Lo scorso aprile abbiamo parlato del live-action targato Tim Burton di Dumbo che, nonostante la sua fedeltà di base, non ci aveva convinti appieno. Questo mese tocca ad uno dei classici Disney che, personalmente, preferisco: Aladdin. La paura di vedere un live-action “scadente” ha (purtroppo) sfiorato l’idea di molti, abituati a livelli abbastanza bassi di queste trasposizioni. Inoltre la visione del trailer ufficiale ha aumentato tale sentimento: vuoi la presenza di un genio (Will Smith) blu realizzato veramente male in computer grafica, vuoi il climax un po’ carnevalesco e finto… non ci aveva proprio entusiasmato! Eppure Aladdin sul big screen ci ha sorpreso e ci ha fatto ricredere sulle prime sensazioni negative fuoriuscite dal trailer.

Mentre guardiamo il film ci risulta tutto molto familiare, ma allo stesso tempo ci sorprendiamo nel trovarlo anche innovativo e moderno. La regia, affidata a Guy Ritchie, è molto lineare e semplice, funzionale alla storia che si vuole raccontare. Nonostante ciò l’impronta d’azione del regista, autore tra gli atri di Sherlock Holmes, emerge spesso, soprattutto nei piani sequenza degli spettacolari inseguimenti.  La sceneggiatura invece pecca molto. Il cercare di “ridare vita” ad alcuni dialoghi originari del cartone crea un effetto innaturale calato in un contesto molto più reale. Alcune frasi simbolo di Aladdin-cartone risultano infatti un po’ forzate ed inserite a tutti i costi per restare il più fedele possibile.

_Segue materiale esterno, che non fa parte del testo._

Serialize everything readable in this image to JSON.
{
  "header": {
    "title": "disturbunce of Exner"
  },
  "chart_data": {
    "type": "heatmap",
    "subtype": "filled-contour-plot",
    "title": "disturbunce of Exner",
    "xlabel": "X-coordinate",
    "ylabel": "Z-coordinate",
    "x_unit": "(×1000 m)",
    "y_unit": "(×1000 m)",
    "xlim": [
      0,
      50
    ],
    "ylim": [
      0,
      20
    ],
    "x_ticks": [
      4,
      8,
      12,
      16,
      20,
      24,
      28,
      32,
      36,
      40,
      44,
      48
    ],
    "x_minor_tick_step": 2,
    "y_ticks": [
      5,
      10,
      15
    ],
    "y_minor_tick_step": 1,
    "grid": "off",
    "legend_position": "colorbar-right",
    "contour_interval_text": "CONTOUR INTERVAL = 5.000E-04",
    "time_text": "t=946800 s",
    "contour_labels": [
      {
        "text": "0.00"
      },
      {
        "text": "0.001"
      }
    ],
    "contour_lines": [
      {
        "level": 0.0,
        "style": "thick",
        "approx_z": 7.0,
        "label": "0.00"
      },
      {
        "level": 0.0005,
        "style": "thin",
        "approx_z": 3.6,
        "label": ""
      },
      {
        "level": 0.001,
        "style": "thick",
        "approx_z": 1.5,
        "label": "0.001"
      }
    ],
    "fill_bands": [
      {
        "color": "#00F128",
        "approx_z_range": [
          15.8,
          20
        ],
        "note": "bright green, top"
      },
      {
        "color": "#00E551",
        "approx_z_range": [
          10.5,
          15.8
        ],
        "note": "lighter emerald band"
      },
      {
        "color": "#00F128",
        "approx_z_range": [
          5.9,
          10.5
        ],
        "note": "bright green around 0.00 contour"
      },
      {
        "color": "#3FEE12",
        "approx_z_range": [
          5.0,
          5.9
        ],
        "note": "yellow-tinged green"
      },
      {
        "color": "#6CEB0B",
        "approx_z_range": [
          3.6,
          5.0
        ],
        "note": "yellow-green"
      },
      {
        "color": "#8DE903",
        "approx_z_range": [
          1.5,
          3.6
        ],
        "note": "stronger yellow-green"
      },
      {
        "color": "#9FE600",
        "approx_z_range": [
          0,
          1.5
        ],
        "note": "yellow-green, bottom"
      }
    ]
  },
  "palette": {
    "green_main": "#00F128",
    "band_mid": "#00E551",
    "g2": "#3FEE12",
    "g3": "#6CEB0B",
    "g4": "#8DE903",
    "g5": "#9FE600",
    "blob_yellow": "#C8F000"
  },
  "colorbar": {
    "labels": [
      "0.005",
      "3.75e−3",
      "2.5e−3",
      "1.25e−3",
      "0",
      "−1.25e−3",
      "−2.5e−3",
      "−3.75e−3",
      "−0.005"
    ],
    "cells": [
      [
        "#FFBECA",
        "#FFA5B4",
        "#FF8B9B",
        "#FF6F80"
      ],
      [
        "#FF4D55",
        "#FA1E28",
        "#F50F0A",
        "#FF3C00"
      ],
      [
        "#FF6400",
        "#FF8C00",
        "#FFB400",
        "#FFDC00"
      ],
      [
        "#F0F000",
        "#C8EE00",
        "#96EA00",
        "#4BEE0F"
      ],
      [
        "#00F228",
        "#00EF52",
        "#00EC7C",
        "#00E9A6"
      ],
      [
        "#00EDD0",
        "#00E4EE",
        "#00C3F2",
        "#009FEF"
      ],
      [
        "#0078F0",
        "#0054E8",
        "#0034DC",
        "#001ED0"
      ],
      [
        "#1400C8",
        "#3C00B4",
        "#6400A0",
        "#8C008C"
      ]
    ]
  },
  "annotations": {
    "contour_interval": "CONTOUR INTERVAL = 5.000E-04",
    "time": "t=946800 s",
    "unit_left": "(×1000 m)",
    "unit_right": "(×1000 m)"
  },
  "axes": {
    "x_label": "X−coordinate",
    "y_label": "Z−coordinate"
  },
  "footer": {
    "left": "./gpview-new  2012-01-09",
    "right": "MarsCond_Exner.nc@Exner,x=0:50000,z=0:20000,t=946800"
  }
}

L’atmosfera che si respira nel film non è sicuramente uguale a quella che caratterizzava il cartone. La città (inventata) di Agrabah della Disney dava allo spettatore la sensazione di una città costruita con la sabbia, con il suo monocromatico marrone e le sue casupole uguali. Nella pellicola di Ritchie troviamo una città più colorata e a tratti occidentalizzata. All’interno di questa scenografia si muovono i meravigliosi costumi che spesso si animano a ritmo di musica. Il regista infatti sembra aver voluto inserire anche il carattere dei film bollywoodiani, con danze tipiche che sfociano nell’hip hop e la break dance.

La vera forza del film sono ovviamente i personaggi.

Ad interpretare Aladdin troviamo esattamente Aladdin. La somiglianza fisica è davvero impressionante, tanto che gli addetti al trucco e parrucco, hanno pensato di renderlo uguale persino nella capigliatura. Nel film, però, questa risulta inevitabilmente molto cartoonesca e finta. L’aspetto caratteriale non è stato toccato, vediamo infatti lo stesso ladretto furbo e un po’ goffo, che cerca di conquistare la principessa e la possibilità di una vita migliore mantenendo comunque i suoi principi.

Sebbene invece Jasmines ia forse più bella della versione del cartone, il regista ha deciso di darle più spessore, creando in lei il desiderio di diventare sultano e guidare il proprio popolo, anziché essere relegata unicamente al ruolo di moglie. È stata infatti introdotta la tematica del femminismo, che si fa forte e potente nella canzone che canta Jasmine sul far sentire la propria voce a tutti i costi.

Ora arriviamo al personaggio che più di tutti stavamo aspettando: il Genio. Nulla a che vedere con il Genio del cartone. Will Smith crea la sua versione, differente da quella “interpretata” da Robin Williams. Un genio moderno che è basato maggiormente sulla già esuberante personalità di Will Smith, che si discosta dall’originale, ma in maniera positiva.

Nonostante aggiunte di personaggi e di eventi narrativi, cambiamenti di trama (e parole di canzoni), Aladdin ha superato la prova e si posiziona al momento come uno dei migliori live-action in circolazione.